The bill, proposed by Councilman Floyd E. Wilson Jr., would increase the maximum jail sentence from 90 to 180 days and double the fine from $500 to $1,000.

"We will not tolerate cross burnings for racial or religious reasons in Prince George's County and we will use every effort and resource we have to stop it," Kelly said.

The county executive's press conference follows criticism last week from county NAACP president Sylvester J. Vaughans, who had said the county executive "must come out with a strong statement saying it (racial violence) will not be tolerated."

The county has experienced at least 17 cross burnings in the last 12 months and a string of other racial incidents.

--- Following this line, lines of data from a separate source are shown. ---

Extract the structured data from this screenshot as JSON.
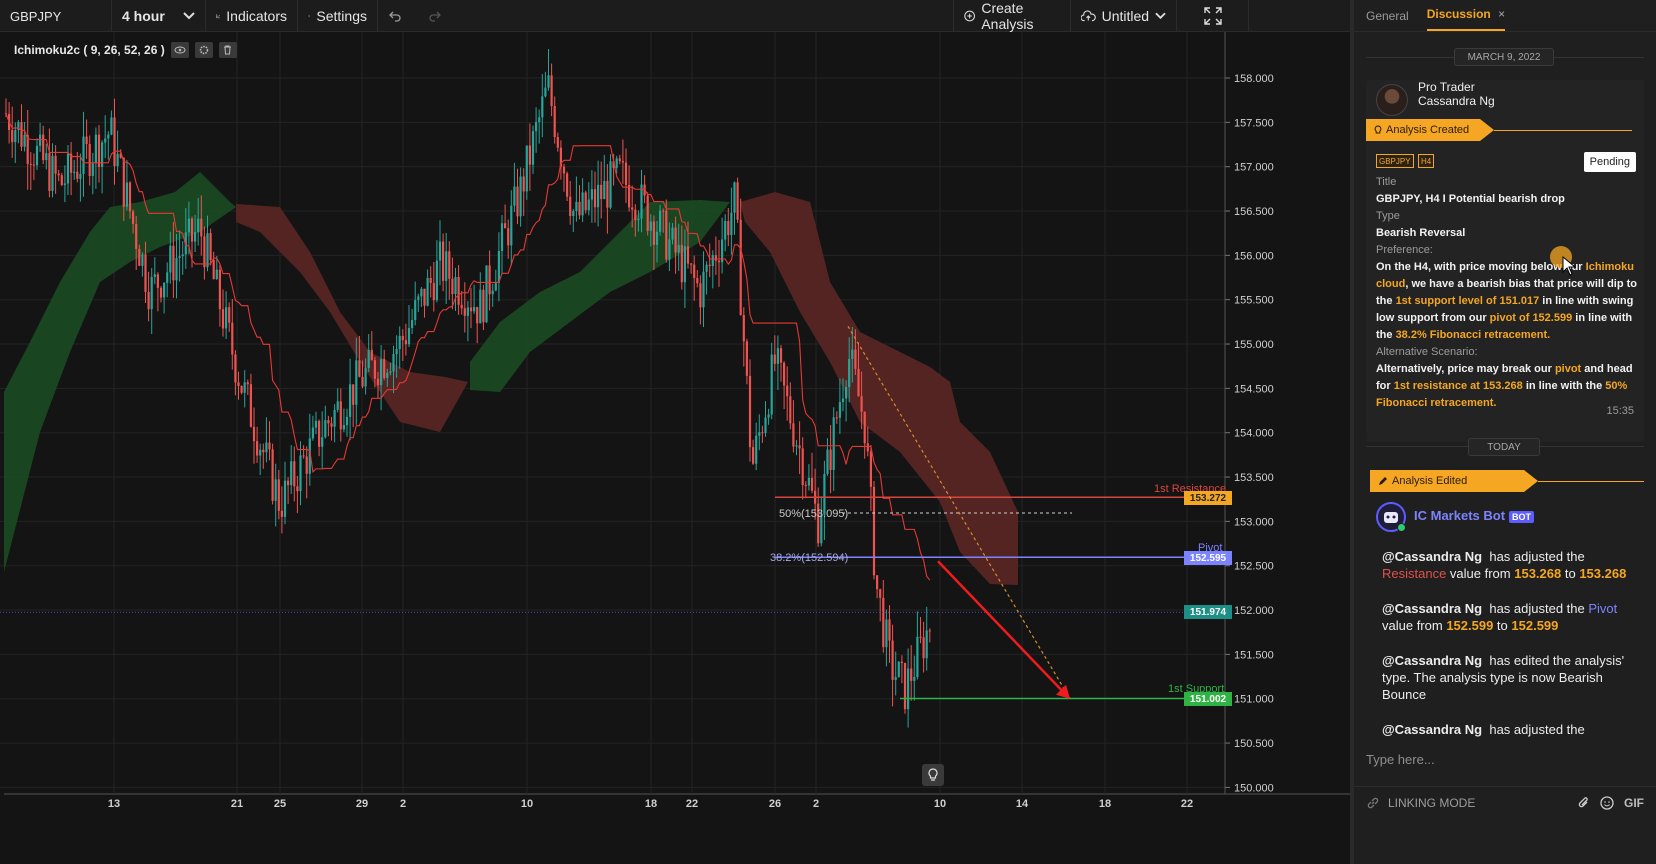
{
  "toolbar": {
    "symbol": "GBPJPY",
    "interval": "4 hour",
    "indicators_label": "Indicators",
    "settings_label": "Settings",
    "create_analysis_label": "Create Analysis",
    "layout_name": "Untitled"
  },
  "indicator": {
    "name": "Ichimoku2c ( 9, 26, 52, 26 )"
  },
  "chart_data": {
    "type": "candlestick",
    "symbol": "GBPJPY",
    "interval": "4 hour",
    "price_axis": [
      "158.000",
      "157.500",
      "157.000",
      "156.500",
      "156.000",
      "155.500",
      "155.000",
      "154.500",
      "154.000",
      "153.500",
      "153.000",
      "152.500",
      "152.000",
      "151.500",
      "151.000",
      "150.500",
      "150.000"
    ],
    "price_axis_values": [
      158.0,
      157.5,
      157.0,
      156.5,
      156.0,
      155.5,
      155.0,
      154.5,
      154.0,
      153.5,
      153.0,
      152.5,
      152.0,
      151.5,
      151.0,
      150.5,
      150.0
    ],
    "ylim": [
      149.93,
      158.11
    ],
    "date_axis": [
      "13",
      "21",
      "25",
      "29",
      "2",
      "10",
      "18",
      "22",
      "26",
      "2",
      "10",
      "14",
      "18",
      "22"
    ],
    "price_tags": {
      "resistance": "153.272",
      "pivot": "152.595",
      "current": "151.974",
      "support": "151.002"
    },
    "levels": {
      "resistance": {
        "label": "1st Resistance",
        "value": 153.272,
        "color": "#d9463d"
      },
      "pivot": {
        "label": "Pivot",
        "value": 152.595,
        "color": "#7c83ff"
      },
      "support": {
        "label": "1st Support",
        "value": 151.002,
        "color": "#2fb344"
      },
      "fib_50": {
        "label": "50%(153.095)",
        "value": 153.095
      },
      "fib_382": {
        "label": "38.2%(152.594)",
        "value": 152.594
      }
    },
    "colors": {
      "up": "#26a69a",
      "down": "#ef5350",
      "kumo_bull": "#1b4a22",
      "kumo_bear": "#5a2624"
    }
  },
  "panel": {
    "tabs": [
      "General",
      "Discussion"
    ],
    "date_divider": "MARCH 9, 2022",
    "author_role": "Pro Trader",
    "author_name": "Cassandra Ng",
    "banner_created": "Analysis Created",
    "tag_symbol": "GBPJPY",
    "tag_tf": "H4",
    "status": "Pending",
    "title_label": "Title",
    "title_value": "GBPJPY, H4 I Potential bearish drop",
    "type_label": "Type",
    "type_value": "Bearish Reversal",
    "preference_label": "Preference:",
    "alt_label": "Alternative Scenario:",
    "time": "15:35",
    "today_divider": "TODAY",
    "banner_edited": "Analysis Edited",
    "bot_name": "IC Markets Bot",
    "bot_badge": "BOT",
    "composer_placeholder": "Type here...",
    "linking_mode": "LINKING MODE",
    "gif": "GIF"
  }
}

Cross burnings have also picked up in neighboring Montgomery County and in other Maryland subdivisions.

Vaughns said yesterday he was "happy to hear" that the county executive was responding to the problem because "the Klan and other people who perpetrate racial violence believe they can come here and the government had not said anything about it."

There has been disagreement as to how many of the cross burnings in Maryland have been the work of the Klan and how many have been random acts by juveniles.

Authorities have recently charged a Howard County resident described as an "exalted cyclops" of the Klan - with several cross burnings.

"To my knowledge there is no organized Klan activity in Prince George's County," Kelly said.He said that police and fire officials have told him the incidents were largely the work of juveniles.

He stressed, however, that the county government was no longer considering them "pranks."

Black community leaders and citizens had criticized the county police and fire departments for considering the incidents less seriously than the citizens believed they should be taken.

Another measure to cope with the incidents of cross burnings was outlined at yesterday's press conference by the head of the County Human Relations Commission, William Welsh.

The commission will soon develop a group of specialists to conduct "sensitivity" sessions in racially divided communities. Welsh also said the commission will ask the courts to force perpetrators of cross burnings to attend special human relations seminars run by the commission.